Evidence concerning the efficacy and safety profile of older AEDs has been accumulated through studies and clinical observations gathered over many years. The superiority of the new drugs in terms of efficacy has only been reported versus placebo. Overall, newer molecules are deemed to cause fewer AEs and to be more manageable [112]. However, safety information is based on short follow-up periods and on RCTs sized on the basis of efficacy outcomes, which do not properly assess safety in the long term. Evidence on the efficacy of newer AEDs, especially in the paediatric age range, has only been fully explored in a few instances. Current data are insufficient to weigh the risk–benefit balance of using ESL, LCS, PER, PGB, RTG and TGB in children with epilepsy. The considerably higher costs of newer molecules should also be taken into account in the decision-making process.
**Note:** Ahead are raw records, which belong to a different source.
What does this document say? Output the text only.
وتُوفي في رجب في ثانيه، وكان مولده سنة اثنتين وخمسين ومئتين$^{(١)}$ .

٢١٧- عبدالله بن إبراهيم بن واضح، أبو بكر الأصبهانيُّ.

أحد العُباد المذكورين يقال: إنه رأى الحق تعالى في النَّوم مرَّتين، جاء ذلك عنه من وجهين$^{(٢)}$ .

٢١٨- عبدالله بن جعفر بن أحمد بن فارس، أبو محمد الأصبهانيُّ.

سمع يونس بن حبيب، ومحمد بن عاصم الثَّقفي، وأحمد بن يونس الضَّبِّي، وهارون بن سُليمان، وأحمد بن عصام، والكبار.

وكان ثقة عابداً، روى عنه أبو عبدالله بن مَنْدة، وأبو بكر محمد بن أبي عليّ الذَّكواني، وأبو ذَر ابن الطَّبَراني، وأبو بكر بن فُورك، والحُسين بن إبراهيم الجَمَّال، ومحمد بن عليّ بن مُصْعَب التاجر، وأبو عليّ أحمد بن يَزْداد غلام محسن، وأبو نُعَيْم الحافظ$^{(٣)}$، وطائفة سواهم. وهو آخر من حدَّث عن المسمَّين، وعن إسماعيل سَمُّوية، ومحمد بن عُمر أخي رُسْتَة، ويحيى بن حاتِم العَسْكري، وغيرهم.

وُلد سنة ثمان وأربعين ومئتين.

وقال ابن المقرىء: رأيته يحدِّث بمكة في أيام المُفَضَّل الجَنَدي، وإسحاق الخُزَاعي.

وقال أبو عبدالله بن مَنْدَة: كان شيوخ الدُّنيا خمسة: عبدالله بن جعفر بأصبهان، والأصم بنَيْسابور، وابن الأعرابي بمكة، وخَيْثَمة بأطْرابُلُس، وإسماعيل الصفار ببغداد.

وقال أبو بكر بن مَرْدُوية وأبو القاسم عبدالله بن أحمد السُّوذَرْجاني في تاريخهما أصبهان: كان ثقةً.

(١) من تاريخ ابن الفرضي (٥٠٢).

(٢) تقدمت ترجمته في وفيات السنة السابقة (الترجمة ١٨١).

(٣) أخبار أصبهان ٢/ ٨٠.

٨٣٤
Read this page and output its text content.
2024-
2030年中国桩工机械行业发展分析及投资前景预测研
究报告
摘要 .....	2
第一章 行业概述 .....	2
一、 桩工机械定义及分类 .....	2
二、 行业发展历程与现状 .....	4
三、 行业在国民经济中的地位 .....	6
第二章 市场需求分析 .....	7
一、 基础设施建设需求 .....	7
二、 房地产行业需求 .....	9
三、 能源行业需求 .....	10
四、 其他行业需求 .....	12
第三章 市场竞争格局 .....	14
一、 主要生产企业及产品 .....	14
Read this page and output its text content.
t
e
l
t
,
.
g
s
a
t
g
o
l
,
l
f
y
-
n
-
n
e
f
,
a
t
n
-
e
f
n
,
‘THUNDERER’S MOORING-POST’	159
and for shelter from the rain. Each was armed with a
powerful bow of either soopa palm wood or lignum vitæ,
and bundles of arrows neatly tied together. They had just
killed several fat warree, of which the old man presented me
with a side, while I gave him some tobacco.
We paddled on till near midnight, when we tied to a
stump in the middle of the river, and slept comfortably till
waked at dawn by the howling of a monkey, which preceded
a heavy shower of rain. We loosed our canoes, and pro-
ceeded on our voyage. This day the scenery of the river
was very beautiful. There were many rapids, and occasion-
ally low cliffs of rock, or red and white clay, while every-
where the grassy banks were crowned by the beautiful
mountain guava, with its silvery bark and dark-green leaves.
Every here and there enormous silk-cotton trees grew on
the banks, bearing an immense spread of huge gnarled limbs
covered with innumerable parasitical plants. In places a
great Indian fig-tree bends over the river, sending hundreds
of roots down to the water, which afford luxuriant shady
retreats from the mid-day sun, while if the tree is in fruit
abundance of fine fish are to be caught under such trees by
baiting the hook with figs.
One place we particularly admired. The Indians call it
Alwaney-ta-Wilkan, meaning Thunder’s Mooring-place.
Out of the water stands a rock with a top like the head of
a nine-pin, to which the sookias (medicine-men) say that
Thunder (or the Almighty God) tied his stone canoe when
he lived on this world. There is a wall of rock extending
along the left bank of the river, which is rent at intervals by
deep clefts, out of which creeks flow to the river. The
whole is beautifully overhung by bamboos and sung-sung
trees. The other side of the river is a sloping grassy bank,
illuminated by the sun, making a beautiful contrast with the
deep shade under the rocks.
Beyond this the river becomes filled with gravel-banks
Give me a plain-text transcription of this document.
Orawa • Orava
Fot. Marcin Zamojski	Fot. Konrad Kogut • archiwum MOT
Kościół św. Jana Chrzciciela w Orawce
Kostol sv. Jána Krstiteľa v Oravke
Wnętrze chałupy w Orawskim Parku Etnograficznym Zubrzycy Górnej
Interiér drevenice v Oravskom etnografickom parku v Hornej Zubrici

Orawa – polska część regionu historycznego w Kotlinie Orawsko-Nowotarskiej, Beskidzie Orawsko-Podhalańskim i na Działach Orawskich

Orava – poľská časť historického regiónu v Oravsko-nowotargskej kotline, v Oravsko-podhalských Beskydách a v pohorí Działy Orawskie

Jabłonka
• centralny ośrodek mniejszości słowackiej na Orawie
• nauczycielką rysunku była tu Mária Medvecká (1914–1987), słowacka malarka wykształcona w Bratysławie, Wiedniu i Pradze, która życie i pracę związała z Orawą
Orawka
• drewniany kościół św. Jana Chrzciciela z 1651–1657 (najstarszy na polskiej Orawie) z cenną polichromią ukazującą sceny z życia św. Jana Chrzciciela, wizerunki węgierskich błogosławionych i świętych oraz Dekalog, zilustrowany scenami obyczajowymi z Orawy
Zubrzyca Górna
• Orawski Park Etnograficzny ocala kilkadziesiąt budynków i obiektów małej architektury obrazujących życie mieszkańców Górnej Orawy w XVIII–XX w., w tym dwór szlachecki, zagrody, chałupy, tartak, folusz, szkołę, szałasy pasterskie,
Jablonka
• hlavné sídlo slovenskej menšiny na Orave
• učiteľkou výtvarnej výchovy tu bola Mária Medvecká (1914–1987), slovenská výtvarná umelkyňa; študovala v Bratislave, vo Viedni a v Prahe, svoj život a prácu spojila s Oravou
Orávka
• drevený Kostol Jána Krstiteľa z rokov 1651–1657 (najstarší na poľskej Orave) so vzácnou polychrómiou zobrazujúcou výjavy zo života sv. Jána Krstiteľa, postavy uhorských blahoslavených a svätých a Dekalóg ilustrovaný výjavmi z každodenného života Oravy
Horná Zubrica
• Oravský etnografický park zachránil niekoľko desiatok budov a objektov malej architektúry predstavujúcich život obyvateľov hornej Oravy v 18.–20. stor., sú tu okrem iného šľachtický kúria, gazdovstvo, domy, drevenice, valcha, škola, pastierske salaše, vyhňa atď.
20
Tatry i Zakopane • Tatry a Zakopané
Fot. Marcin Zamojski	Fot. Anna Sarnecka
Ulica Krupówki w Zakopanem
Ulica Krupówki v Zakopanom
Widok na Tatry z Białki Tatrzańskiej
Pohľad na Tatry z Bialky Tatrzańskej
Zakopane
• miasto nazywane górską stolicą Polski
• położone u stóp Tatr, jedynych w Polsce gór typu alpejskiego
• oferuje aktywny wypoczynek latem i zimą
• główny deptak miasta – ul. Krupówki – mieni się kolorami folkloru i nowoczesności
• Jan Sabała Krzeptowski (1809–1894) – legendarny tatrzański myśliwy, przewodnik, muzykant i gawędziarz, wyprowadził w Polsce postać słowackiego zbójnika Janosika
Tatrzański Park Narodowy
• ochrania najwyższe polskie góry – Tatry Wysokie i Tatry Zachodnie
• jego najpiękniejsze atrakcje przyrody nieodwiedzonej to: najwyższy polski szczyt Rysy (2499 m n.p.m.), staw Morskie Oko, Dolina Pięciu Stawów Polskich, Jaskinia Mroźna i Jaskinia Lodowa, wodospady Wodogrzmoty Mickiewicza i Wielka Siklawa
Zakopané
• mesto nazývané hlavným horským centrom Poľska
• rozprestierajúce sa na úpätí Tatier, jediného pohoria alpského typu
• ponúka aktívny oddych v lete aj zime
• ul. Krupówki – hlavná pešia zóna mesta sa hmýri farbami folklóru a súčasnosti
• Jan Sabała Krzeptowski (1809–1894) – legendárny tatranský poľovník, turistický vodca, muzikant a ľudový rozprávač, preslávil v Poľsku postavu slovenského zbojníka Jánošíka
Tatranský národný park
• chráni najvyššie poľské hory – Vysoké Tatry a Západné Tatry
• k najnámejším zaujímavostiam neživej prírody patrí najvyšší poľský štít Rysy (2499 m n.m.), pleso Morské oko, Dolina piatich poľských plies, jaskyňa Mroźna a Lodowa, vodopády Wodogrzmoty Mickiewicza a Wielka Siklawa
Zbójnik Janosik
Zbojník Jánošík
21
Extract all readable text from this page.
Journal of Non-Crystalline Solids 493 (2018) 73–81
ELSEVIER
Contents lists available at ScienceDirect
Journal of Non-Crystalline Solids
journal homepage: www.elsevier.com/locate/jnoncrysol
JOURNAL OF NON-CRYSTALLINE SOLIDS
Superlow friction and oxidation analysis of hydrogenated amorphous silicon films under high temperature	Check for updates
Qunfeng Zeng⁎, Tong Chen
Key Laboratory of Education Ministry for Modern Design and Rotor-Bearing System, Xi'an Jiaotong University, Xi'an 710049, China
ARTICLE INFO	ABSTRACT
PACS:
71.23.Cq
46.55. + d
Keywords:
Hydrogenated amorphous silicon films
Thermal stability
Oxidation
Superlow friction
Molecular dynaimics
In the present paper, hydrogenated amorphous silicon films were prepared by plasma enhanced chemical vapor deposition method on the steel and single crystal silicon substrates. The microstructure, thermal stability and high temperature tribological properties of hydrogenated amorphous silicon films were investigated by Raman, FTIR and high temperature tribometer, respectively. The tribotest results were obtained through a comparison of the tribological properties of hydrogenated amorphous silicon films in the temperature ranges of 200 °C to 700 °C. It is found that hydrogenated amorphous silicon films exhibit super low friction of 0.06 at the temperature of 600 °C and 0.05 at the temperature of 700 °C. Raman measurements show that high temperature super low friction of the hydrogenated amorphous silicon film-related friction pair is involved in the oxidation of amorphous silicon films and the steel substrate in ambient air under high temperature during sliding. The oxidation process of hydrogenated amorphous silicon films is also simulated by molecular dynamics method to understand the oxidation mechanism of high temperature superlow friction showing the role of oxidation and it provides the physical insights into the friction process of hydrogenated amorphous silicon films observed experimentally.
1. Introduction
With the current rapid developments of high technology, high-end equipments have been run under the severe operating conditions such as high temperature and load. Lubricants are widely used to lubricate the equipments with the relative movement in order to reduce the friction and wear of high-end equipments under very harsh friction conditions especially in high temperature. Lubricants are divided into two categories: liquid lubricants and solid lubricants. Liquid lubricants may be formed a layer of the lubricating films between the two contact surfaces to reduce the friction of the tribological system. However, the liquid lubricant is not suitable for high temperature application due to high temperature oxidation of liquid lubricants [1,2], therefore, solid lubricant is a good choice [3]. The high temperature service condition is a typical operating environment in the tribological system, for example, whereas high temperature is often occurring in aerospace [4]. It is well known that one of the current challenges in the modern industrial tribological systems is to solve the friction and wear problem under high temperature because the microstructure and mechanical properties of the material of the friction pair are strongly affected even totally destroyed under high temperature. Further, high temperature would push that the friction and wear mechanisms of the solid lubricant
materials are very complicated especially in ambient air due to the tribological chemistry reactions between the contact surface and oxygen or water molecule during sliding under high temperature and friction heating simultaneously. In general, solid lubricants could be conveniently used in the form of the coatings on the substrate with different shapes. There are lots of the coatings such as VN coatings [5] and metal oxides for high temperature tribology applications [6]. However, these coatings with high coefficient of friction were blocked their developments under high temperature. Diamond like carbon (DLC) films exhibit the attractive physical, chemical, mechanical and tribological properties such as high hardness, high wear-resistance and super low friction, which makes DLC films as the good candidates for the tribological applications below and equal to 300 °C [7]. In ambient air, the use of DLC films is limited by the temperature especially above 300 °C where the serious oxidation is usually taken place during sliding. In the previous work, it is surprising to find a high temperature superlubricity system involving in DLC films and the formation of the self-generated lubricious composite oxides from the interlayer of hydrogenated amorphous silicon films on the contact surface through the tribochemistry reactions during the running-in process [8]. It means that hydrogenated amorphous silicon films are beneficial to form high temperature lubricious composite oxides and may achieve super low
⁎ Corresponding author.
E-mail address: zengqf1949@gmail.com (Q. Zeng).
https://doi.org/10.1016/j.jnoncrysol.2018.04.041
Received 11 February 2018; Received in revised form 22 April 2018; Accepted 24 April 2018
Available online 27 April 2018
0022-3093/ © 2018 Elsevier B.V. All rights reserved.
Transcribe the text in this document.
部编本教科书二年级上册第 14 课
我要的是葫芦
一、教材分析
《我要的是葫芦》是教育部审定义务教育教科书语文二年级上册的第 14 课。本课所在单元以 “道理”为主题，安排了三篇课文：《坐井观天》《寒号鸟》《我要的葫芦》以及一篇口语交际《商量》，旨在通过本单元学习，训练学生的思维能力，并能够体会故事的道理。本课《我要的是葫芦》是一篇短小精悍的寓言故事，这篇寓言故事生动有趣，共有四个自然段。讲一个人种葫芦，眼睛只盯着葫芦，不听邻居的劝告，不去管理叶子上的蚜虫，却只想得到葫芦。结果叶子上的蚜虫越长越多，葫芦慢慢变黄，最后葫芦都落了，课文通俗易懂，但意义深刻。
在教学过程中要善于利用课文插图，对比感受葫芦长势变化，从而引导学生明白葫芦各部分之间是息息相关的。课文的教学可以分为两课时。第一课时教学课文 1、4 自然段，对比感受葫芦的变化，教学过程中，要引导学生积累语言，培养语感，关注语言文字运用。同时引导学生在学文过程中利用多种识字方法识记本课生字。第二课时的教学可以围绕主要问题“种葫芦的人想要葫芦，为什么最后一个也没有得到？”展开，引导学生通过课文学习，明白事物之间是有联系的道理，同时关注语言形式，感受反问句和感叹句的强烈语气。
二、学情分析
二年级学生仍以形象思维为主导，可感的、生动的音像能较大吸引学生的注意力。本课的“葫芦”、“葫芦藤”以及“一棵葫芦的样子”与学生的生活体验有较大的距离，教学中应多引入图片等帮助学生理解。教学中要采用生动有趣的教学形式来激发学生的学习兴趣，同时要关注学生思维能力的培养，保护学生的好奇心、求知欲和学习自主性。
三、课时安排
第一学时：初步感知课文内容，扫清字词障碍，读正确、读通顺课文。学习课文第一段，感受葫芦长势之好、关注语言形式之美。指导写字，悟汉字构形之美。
Most of the phase III trials on antiepileptic drugs (AEDs) conducted to date have major methodological limitations, preventing meaningful conclusions on comparative efficacy between old and new AEDs in children.

The superiority of the new AEDs in terms of efficacy has only been tested versus placebo.

The commonly held opinion that new and newer AEDs have a better safety profile than old ones does not appear to be supported by evidence.